Another constitutional challenge is with regards to Art 19(1)(a) of Indian Constitution and Art 14(1)(a) of Singaporean Constitution, which are para materia to each other and talk about freedom of speech and expression. The Indian Court stated that S 377 “amounts to an unreasonable restriction, for public decency and morality cannot be amplified beyond a rational or logical limit and cannot be accepted as reasonable grounds for curbing the fundamental rights of freedom of expression and choice of the LGBT community” and therefore, violates Art 19(1)(a).
The Singaporean Court stated that “the term “expression” in Art 14(1)(a) must be understood in its in its ordinary meaning to relate to freedom of speech encompassing matters of verbal communication of an idea, opinion or belief, and “expression” in the form of male homosexual acts would not qualify for protection under Art 14(1)(a).” While the Indian judgement mentioned right to intimacy of LGBT+ community, Singaporean judgement stated that while intimacy is a form of communication, it does not fall under the ambit of “expression”, the scope of which cannot extend beyond verbal communication of ideas, opinions or beliefs.
There was also a constitutional challenge on the grounds of Art 21 of Indian Constitution and Art 9 of Singaporean Constitution. While both these articles are not para materia, they are quite similar and are called the right to life in both countries. The Indian courts have recognized Right to privacy a fundamental right under Art 21 of the Constitution via Puttaswamy Judgment. In light of right to privacy, dignity and recognition of individual autonomy and sovereignty over one’s body, S 377 is violative of Art 21.
The Singaporean Court has stated that since it cannot be concluded that homosexuality is natural and immutable, Art 9(1) would not be violated as we cannot confer absolute and unqualified constitutional protection for “personal liberty” of homosexuals and whatever liberty might be taken away, it would be in accordance with the law. Moreover, the Attorney General had clarified that prosecution against consensual homosexual relationship would be against the public interest. This shows that the plaintiffs have an issue with the enforcement of S 377A.

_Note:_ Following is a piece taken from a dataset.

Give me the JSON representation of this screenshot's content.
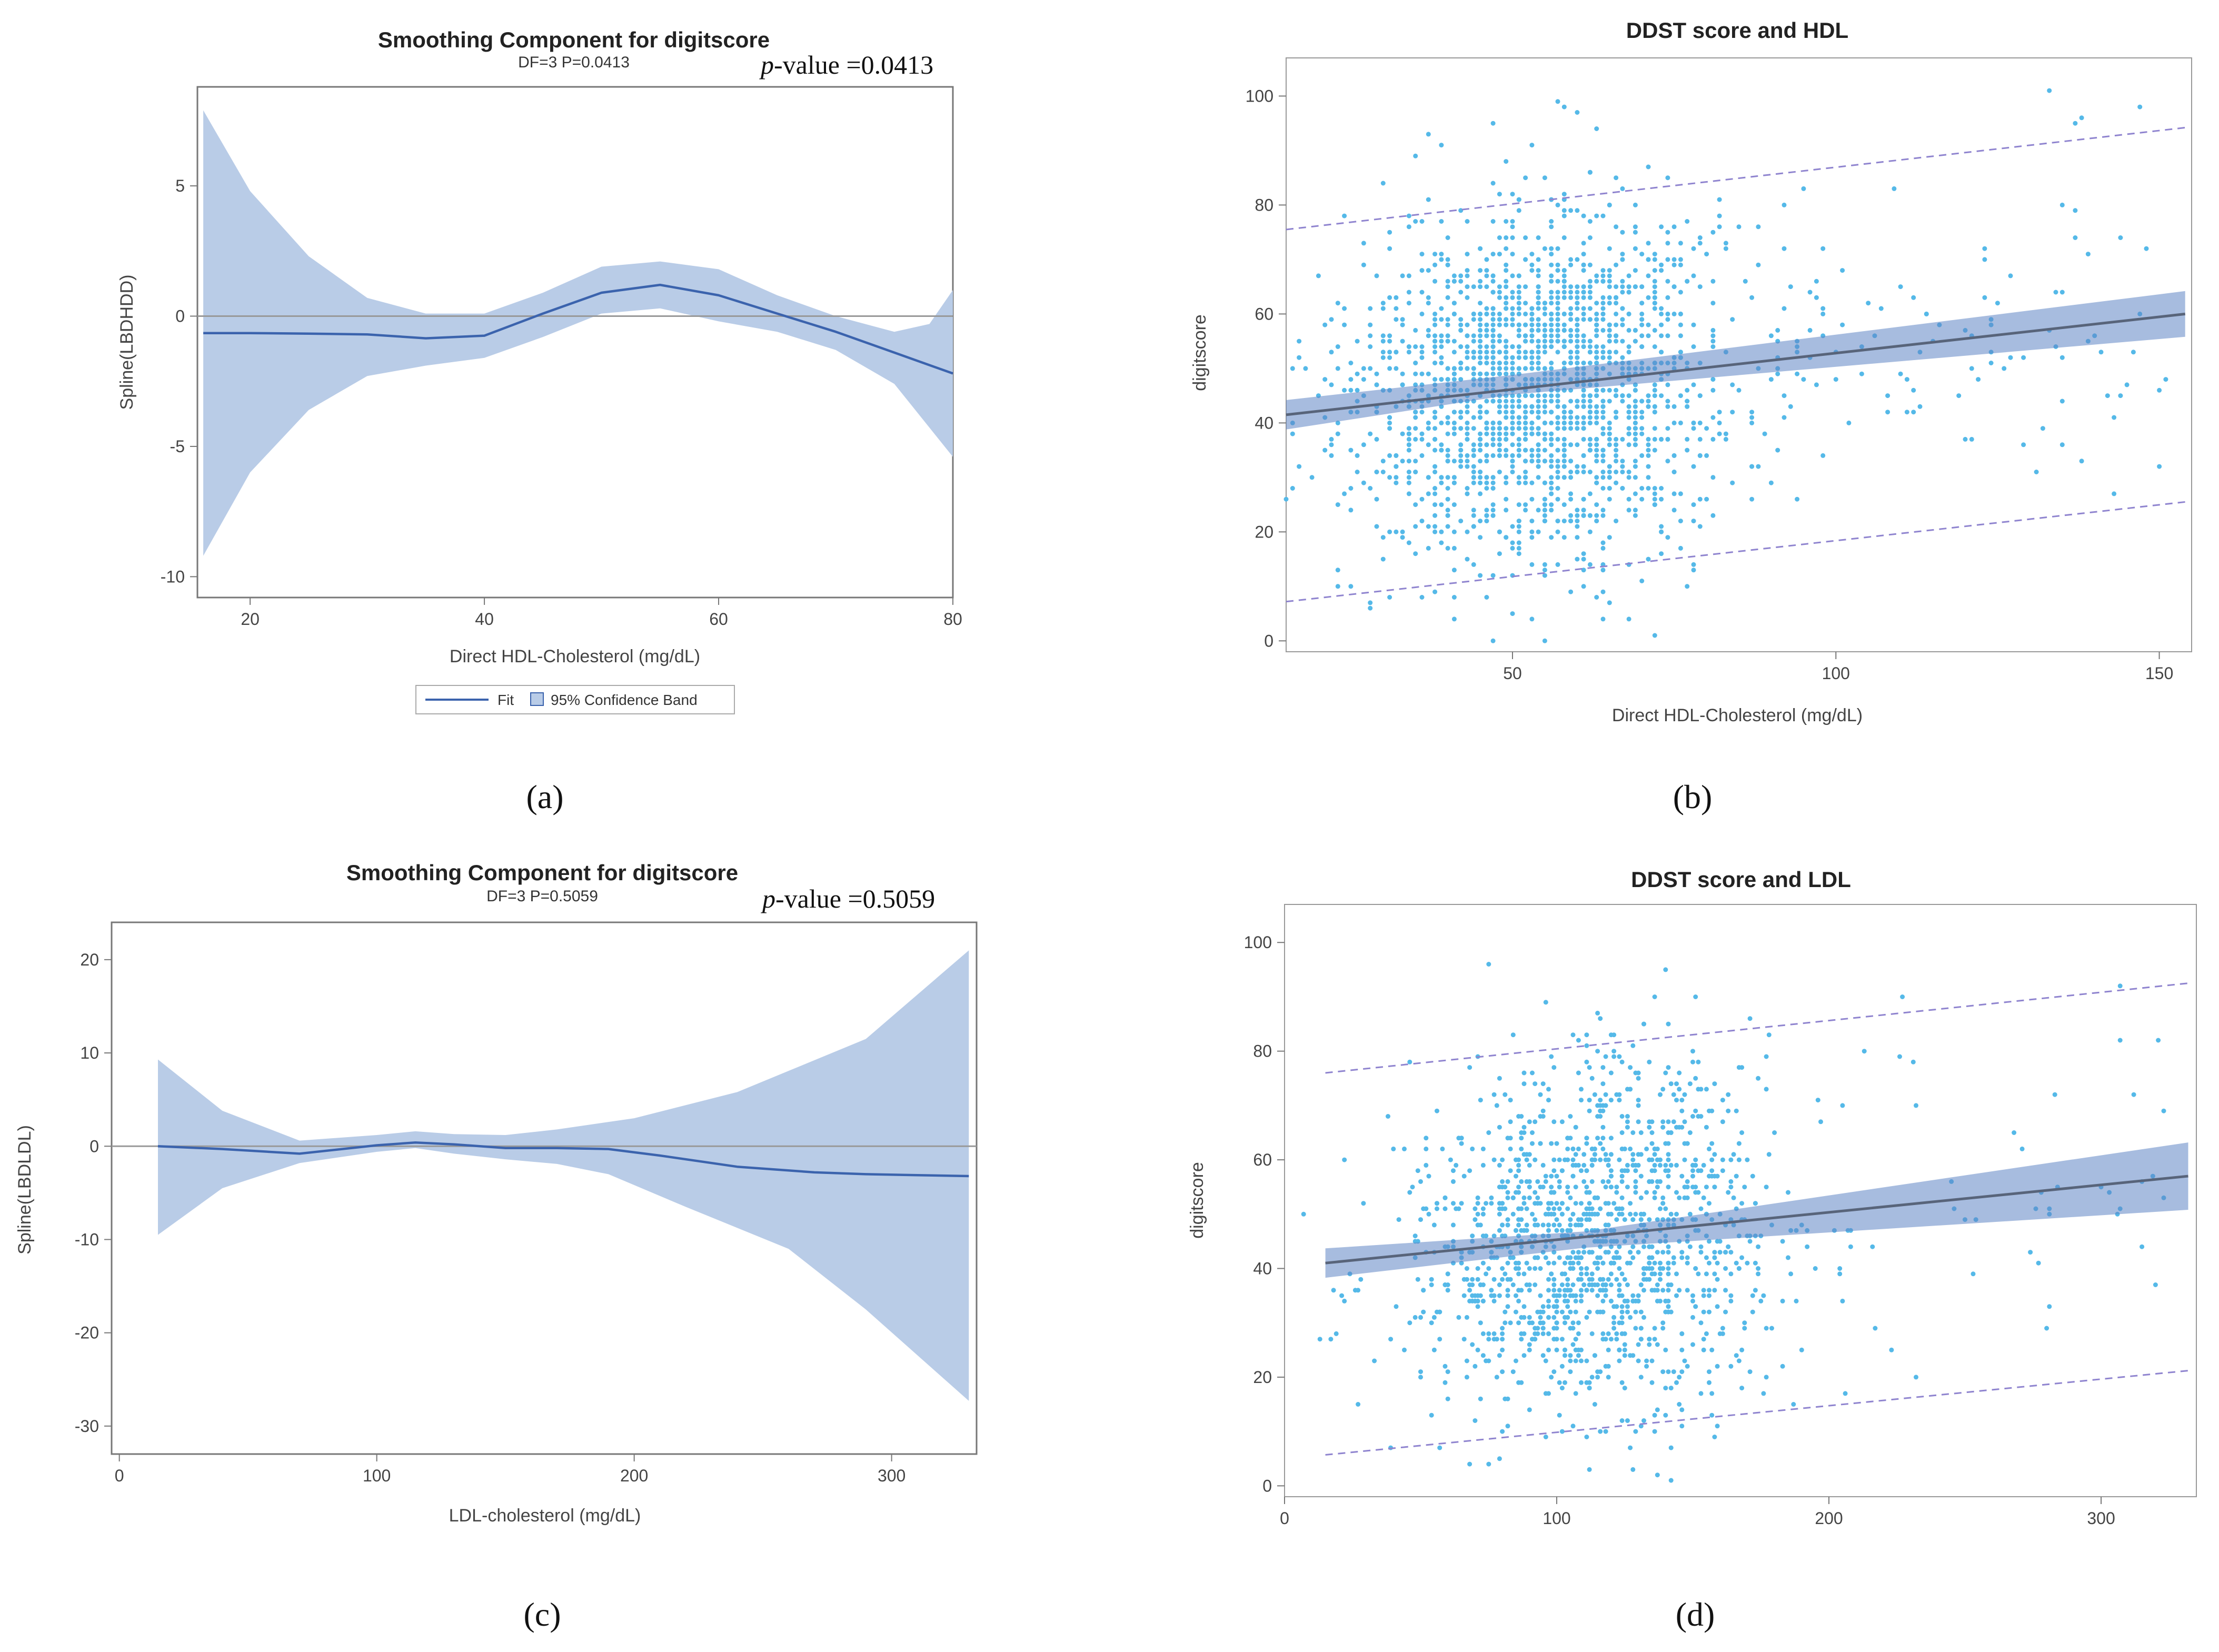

The manner of enforcement of a provision is distinct from its constitutionality and the appropriate action would be to seek an administrative review and not a constitutional review. “Notwithstanding non-enforcement of s 377A for consenting homosexual acts between male adults in private, the provision continues to serve its purpose of safeguarding public morality by showing societal moral disapproval of male homosexual acts.”
Conclusion
From the above discussion, we can draw the conclusion that Indian Courts have explicitly removed penalization of consensual activity between two adults. The law to this extent has been struck down as being opposed to the constitutional morality of individuals and being out of sync with progressive realization of rights. The Singapore Courts have recognized that private consensual homosexual sex is permissible and cannot be prosecuted due to Attorney General’s Press Release, however, the law continues to be constitutional and is reflective of public morality.